Posts Tagged ‘heart and head’

Growing pains or … Sometimes avoiding is a decision is the same as making one…

Friday, November 2nd, 2012

I recently spent an hour chatting to a very busy and successful businessman.  He is running a profitable and rapidly growing business.  It is a venture that he started and is very close to his heart.  Not only is it close to his heart but he is very much at the heart of it too.  This is something of a dilemma as the heart can only pump round so much blood and that limits the size of the body.  He is at that point where he needs to switch from being its heart to its head.  It is a very difficult transition.  In order to distance himself from the day-to-day activities he needs to install an infra structure of people and processes that will enable him to stay in touch but no longer be drowned in a detail.  This, as I told him, involves a certain amount of pain.  It is like going to a gym to loose weight.  There is the up front investment in membership and kit, then there is the pain you have to go through before you see any benefit.  It also costs in terms of your time and effort.

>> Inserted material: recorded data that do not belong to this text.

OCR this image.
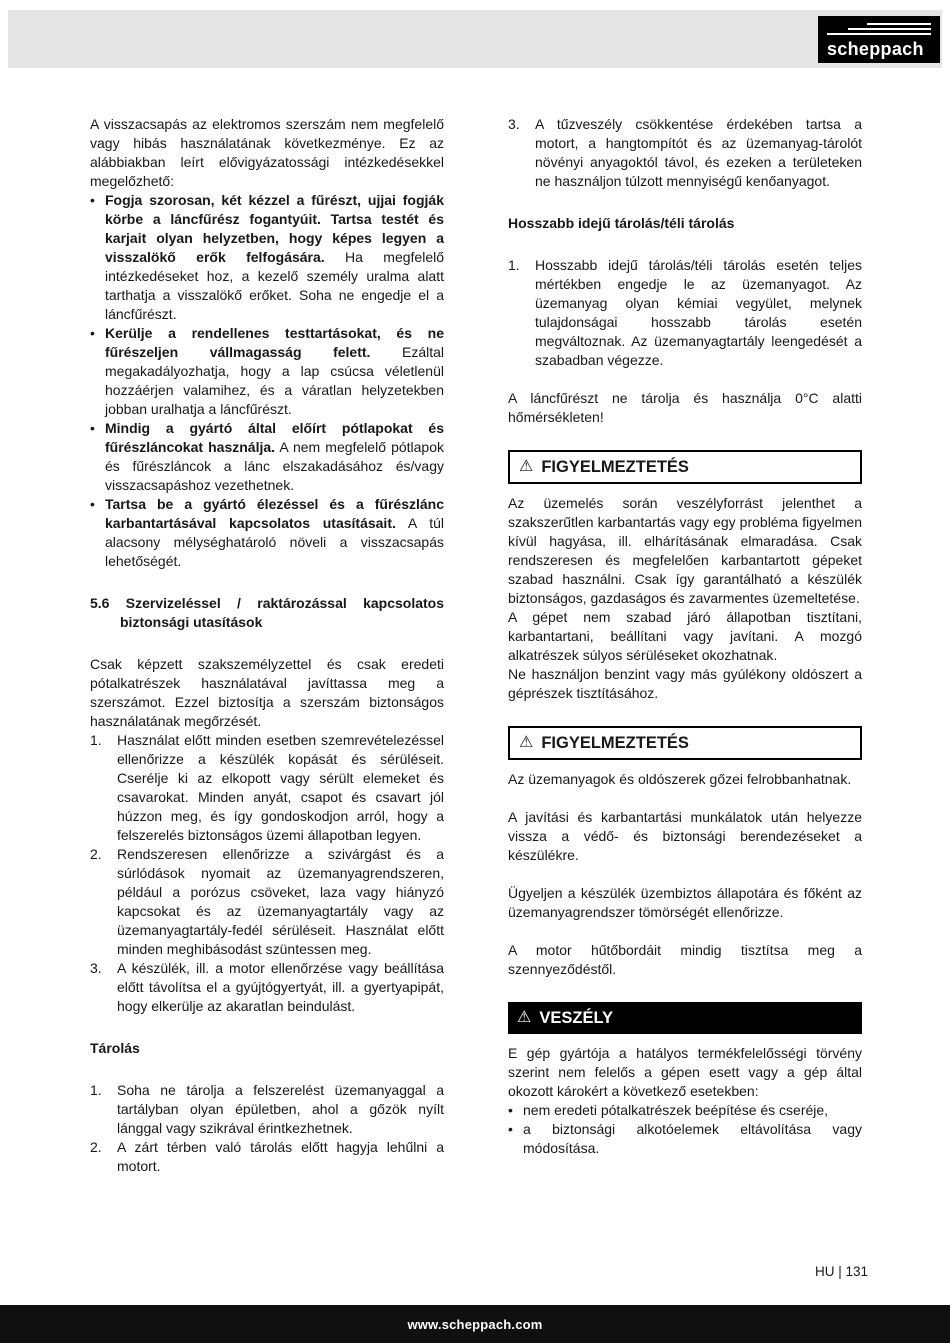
scheppach

A visszacsapás az elektromos szerszám nem megfelelő vagy hibás használatának következménye. Ez az alábbiakban leírt elővigyázatossági intézkedésekkel megelőzhető:

• Fogja szorosan, két kézzel a fűrészt, ujjai fogják körbe a láncfűrész fogantyúit. Tartsa testét és karjait olyan helyzetben, hogy képes legyen a visszalökő erők felfogására. Ha megfelelő intézkedéseket hoz, a kezelő személy uralma alatt tarthatja a visszalökő erőket. Soha ne engedje el a láncfűrészt.
• Kerülje a rendellenes testtartásokat, és ne fűrészeljen vállmagasság felett. Ezáltal megakadályozhatja, hogy a lap csúcsa véletlenül hozzáérjen valamihez, és a váratlan helyzetekben jobban uralhatja a láncfűrészt.
• Mindig a gyártó által előírt pótlapokat és fűrészláncokat használja. A nem megfelelő pótlapok és fűrészláncok a lánc elszakadásához és/vagy visszacsapáshoz vezethetnek.
• Tartsa be a gyártó élezéssel és a fűrészlánc karbantartásával kapcsolatos utasításait. A túl alacsony mélységhatároló növeli a visszacsapás lehetőségét.

5.6 Szervizeléssel / raktározással kapcsolatos biztonsági utasítások

Csak képzett szakszemélyzettel és csak eredeti pótalkatrészek használatával javíttassa meg a szerszámot. Ezzel biztosítja a szerszám biztonságos használatának megőrzését.

1.	Használat előtt minden esetben szemrevételezéssel ellenőrizze a készülék kopását és sérüléseit. Cserélje ki az elkopott vagy sérült elemeket és csavarokat. Minden anyát, csapot és csavart jól húzzon meg, és így gondoskodjon arról, hogy a felszerelés biztonságos üzemi állapotban legyen.
2.	Rendszeresen ellenőrizze a szivárgást és a súrlódások nyomait az üzemanyagrendszeren, például a porózus csöveket, laza vagy hiányzó kapcsokat és az üzemanyagtartály vagy az üzemanyagtartály-fedél sérüléseit. Használat előtt minden meghibásodást szüntessen meg.
3.	A készülék, ill. a motor ellenőrzése vagy beállítása előtt távolítsa el a gyújtógyertyát, ill. a gyertyapipát, hogy elkerülje az akaratlan beindulást.

Tárolás

1.	Soha ne tárolja a felszerelést üzemanyaggal a tartályban olyan épületben, ahol a gőzök nyílt lánggal vagy szikrával érintkezhetnek.
2.	A zárt térben való tárolás előtt hagyja lehűlni a motort.
3.	A tűzveszély csökkentése érdekében tartsa a motort, a hangtompítót és az üzemanyag-tárolót növényi anyagoktól távol, és ezeken a területeken ne használjon túlzott mennyiségű kenőanyagot.

Hosszabb idejű tárolás/téli tárolás

1.	Hosszabb idejű tárolás/téli tárolás esetén teljes mértékben engedje le az üzemanyagot. Az üzemanyag olyan kémiai vegyület, melynek tulajdonságai hosszabb tárolás esetén megváltoznak. Az üzemanyagtartály leengedését a szabadban végezze.

A láncfűrészt ne tárolja és használja 0°C alatti hőmérsékleten!

⚠ FIGYELMEZTETÉS

Az üzemelés során veszélyforrást jelenthet a szakszerűtlen karbantartás vagy egy probléma figyelmen kívül hagyása, ill. elhárításának elmaradása. Csak rendszeresen és megfelelően karbantartott gépeket szabad használni. Csak így garantálható a készülék biztonságos, gazdaságos és zavarmentes üzemeltetése.

A gépet nem szabad járó állapotban tisztítani, karbantartani, beállítani vagy javítani. A mozgó alkatrészek súlyos sérüléseket okozhatnak.

Ne használjon benzint vagy más gyúlékony oldószert a géprészek tisztításához.

⚠ FIGYELMEZTETÉS

Az üzemanyagok és oldószerek gőzei felrobbanhatnak.

A javítási és karbantartási munkálatok után helyezze vissza a védő- és biztonsági berendezéseket a készülékre.

Ügyeljen a készülék üzembiztos állapotára és főként az üzemanyagrendszer tömörségét ellenőrizze.

A motor hűtőbordáit mindig tisztítsa meg a szennyeződéstől.

⚠ VESZÉLY

E gép gyártója a hatályos termékfelelősségi törvény szerint nem felelős a gépen esett vagy a gép által okozott károkért a következő esetekben:

• nem eredeti pótalkatrészek beépítése és cseréje,
• a biztonsági alkotóelemek eltávolítása vagy módosítása.
HU | 131
www.scheppach.com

It is like that when you are running a small to medium sized business and want to take the next step.  You have to invest in people and systems perhaps before you really need them so that you have the capacity as well as the capability of handling the volume and complexity of taking the next step up without being swamped by it.  It is perfectly natural for a founder to want to be prudent and generate the income before committing to extra outgoings but this often leads to disaster as he becomes more and more overwhelmed trying to be everywhere and do everything.

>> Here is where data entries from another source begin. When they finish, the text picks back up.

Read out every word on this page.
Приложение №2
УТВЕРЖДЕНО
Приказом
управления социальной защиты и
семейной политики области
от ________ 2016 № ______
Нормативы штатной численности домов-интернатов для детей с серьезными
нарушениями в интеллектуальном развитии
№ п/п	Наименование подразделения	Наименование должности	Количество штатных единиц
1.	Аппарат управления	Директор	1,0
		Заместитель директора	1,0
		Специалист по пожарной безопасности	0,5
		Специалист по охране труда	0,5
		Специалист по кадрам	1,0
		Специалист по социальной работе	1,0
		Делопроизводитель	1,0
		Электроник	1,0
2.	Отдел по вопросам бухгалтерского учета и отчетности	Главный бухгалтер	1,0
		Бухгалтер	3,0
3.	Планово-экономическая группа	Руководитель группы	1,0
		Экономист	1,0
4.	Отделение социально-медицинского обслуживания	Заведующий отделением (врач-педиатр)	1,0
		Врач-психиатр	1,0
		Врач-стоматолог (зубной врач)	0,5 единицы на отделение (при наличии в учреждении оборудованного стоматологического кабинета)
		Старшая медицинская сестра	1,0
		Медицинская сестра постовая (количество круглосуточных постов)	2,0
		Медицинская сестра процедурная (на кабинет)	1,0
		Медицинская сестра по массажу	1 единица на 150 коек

I suggested a course of action to him and I believe that he saw the wisdom of taking it, but he didn’t commit to it then and there.  There is a second step in this dance and that is if you avoid making a positive decision that is often the same as deciding not to do it, as pretty soon you are once again in overwhelm and too busy to think about it.  It is reminiscent of General Custer who was ‘too busy’ to consider the advantages of the newly invented Gatling gun. Cartoonists later drew Custer, out-numbered 9 to 1 and already hit with several arrows, sending a Gatling gun salesman away because Custer was too busy reloading his single-shot pistol to listen to a sales pitch about a gun that would fire 200+ rounds a minute!

Sometimes putting off decisions can be very, very expensive… (not to say ‘arrowing!)